Do you agree using @kopf.on.cleanup() is the correct way reacting to the failed auth on startup? This is what I'm using at the moment for notifying the main app kopf has died. However I'd like to have the actual cleanup reason available in the handler as well which is not provided as of now. So you have a suggestion how to achieve this? Is there a way to let the main know what exactly went wrong? Especially auth problems would be interesting here.
@paxbit Semantically, the cleanup happens when the operator exits for any reason, so yes, it is the correct way.
But keep in mind, that the cleanup handler is not guaranteed to execute for reasons it cannot control (e.g. SIGKILL or OOM or alike) — as documented. In normal circumstances, it will be attempted at least. If it is not, that is a bug.
Except for this same issue with peering.detect() — because the operator is not finishing its tasks properly, including the startup-cleanup activities. So, on-cleanup will not be called in this case (I checked).
Though, usually, just waiting for a task with operator() exiting should be sufficient to know that the operator has died. Can you please hint me why you need a cleanup activity for that?
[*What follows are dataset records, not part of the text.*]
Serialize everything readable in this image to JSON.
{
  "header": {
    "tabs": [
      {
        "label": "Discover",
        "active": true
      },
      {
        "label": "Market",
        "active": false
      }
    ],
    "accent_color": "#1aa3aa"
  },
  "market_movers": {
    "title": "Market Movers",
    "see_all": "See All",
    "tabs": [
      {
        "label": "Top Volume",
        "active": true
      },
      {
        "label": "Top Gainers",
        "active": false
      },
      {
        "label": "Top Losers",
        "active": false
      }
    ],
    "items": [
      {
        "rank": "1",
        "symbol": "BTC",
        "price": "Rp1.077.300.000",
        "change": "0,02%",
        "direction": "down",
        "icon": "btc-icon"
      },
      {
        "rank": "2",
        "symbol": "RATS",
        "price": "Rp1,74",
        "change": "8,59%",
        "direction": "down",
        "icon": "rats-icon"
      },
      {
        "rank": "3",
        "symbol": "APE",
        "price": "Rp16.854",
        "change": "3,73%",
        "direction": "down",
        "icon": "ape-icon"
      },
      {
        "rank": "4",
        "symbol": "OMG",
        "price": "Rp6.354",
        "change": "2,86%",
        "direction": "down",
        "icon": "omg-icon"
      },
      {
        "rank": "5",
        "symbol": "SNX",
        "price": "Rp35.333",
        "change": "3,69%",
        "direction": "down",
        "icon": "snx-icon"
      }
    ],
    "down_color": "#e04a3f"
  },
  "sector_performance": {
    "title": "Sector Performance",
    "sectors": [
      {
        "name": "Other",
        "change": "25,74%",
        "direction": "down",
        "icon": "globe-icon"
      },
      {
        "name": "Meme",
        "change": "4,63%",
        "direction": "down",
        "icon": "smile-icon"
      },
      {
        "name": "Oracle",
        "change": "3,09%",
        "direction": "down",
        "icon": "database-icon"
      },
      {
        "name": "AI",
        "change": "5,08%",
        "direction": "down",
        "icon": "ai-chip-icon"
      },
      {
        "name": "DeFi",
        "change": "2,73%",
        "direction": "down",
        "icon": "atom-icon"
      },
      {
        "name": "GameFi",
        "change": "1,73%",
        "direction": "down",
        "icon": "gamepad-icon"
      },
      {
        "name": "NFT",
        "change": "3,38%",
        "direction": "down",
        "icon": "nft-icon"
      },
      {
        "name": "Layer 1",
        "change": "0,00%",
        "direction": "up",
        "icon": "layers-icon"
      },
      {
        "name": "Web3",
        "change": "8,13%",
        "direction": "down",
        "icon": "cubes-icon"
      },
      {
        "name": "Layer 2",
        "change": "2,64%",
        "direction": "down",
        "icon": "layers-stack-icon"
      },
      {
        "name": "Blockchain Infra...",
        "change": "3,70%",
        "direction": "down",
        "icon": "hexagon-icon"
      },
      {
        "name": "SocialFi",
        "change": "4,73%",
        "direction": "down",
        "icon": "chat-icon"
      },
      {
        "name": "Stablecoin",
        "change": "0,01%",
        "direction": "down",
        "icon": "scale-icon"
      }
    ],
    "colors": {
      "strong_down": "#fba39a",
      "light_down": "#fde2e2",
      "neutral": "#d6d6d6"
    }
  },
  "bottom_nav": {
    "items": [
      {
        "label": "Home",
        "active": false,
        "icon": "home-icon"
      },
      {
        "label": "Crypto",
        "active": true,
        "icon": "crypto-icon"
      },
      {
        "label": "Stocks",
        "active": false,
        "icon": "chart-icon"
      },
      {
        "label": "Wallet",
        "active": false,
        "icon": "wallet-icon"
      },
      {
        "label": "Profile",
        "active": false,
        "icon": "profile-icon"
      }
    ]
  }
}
PS: Also see #347 — indirectly related to your approach with flags: can be used to pass arbitrary flags/futures/events from outside of the operator directly into its handlers.
Thank you!
Though, usually, just waiting for a task with
operator()exiting should be sufficient to know that the operator has died. Can you please hint me why you need a cleanup activity for that?
Well generally you're right however I find it more expressive to have a decorated clean_up function next to the other handlers instead of simply doing stuff after loop.run_until_complete(...). Just for transparency.
Also: Since due to this very bug the operator() task never completes I was looking at other options getting notified about any unclean self-induced operator exit. Basically I was asking, on a higher level: How can I recycle a pod hosting a crashed-but-non-terminating embedded operator by making the host applications main thread responding to that situation? Maybe I could (actually not reliably, see below) liveness probe however that temporally decouples the actual error from its detection and adds one more step to perform when looking for the root cause. Why not reliably? The liveness-endpoint is alive and happy even after triggering this bug.
I still would like to have a facility to hook/listen/catch externally for exceptions raised within kopf when embedding it. At least for the unexpected exceptions category. And especially for the authentication case I currently do not understand (i.e. have not looked for or tried it) what happens should authentication expire down the road mid-lifecylce? Can we detect that and/or will kopf exit on its own?
PS: Also see #347 — indirectly related to your approach with flags: can be used to pass arbitrary flags/futures/events from outside of the operator directly into its handlers.
Thanks for the tip! However I may be missing sth. as #347 does seem to ask questions and shows some me too notes. I do not see anything making the issue satisfy "can be used to" though. Maybe that's still in progress so I subscribed it.